Sunday was the aforementioned open house, and here’s a photo of me from the event:


No, I am not the little girl.

In the past, I’ve played Arthur the Aardvark, Clifford the Big Red Dog, Purple Panda, Sparky the Firehouse Dog and an insect monster, but this was my first Muppet, so I was very excited. I had a lot of fun meeting the kids, even though a fair number of the smaller ones were too frightened of my big, blue furriness to approach.

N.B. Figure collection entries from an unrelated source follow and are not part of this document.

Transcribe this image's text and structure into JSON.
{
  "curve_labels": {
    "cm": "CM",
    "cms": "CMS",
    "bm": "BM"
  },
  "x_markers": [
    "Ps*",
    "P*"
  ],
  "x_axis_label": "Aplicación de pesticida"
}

That night, I could tell that I was coming down with something, but it didn’t hit full on until late Monday afternoon, and I wound up taking all of Tuesday and most of Wednesday off. Head cold aside, it was nice to spend a couple of days watching DVDs, cleaning old episodes of Everybody Loves Raymond and the animated Tick off the TiVo-Like-Device (TM), and finally cracking open some of the Playstation 2 games I bought but never played. Some observations from those two days:

  • Dogora the Space Monster is not an unfairly-overlooked satire combining the Japanese gangster and monster genres, unless you like your satire devoid of humor. (And no, I don’t think it would have played significantly better in the original Japanese.)
  • The Dukes of Hazzard never really was a “family show,” despite what the guy who played Cooter (or, as The Daily Show‘s Stephen Colbert dubbed him, “Snatchter”) would have you believe. In the pilot episode, there’s the following exchange between one of the Duke boys and Daisy: “If you weren’t my cousin, I’d marry you!” “That never stopped anyone in our family before!”
  • No matter how much affection I have for the original Battlestar Galactica series, those skimpy outfits that Starbuck and Apollo wore during their “Triad” matches were the most ridiculous costumes since Sean Connery sported a diaper in Zardoz.
  • I no longer have patience for games in the Resident Evil series. I’d borrowed a copy of Code: Veronica many, many months ago, but kept putting off playing it. Finally, I decided that Tuesday would be the day. About twenty minutes into fighting a roomful of zombies armed with only a small knife, a poor control scheme, unhelpful camera angles and doors which can only be unlocked by finding the Eagle Crest and putting it in the Eagle Crest-shaped hole, I decided that even my sick time was better spent elsewhere. (It’s not that I didn’t enjoy some of the previous Resident Evil games, despite these same issues; it’s just that I expect my next-generation console games to be a bit more, I don’t know…next generation?)

That’s all for now. It’s good to feel up to date at last!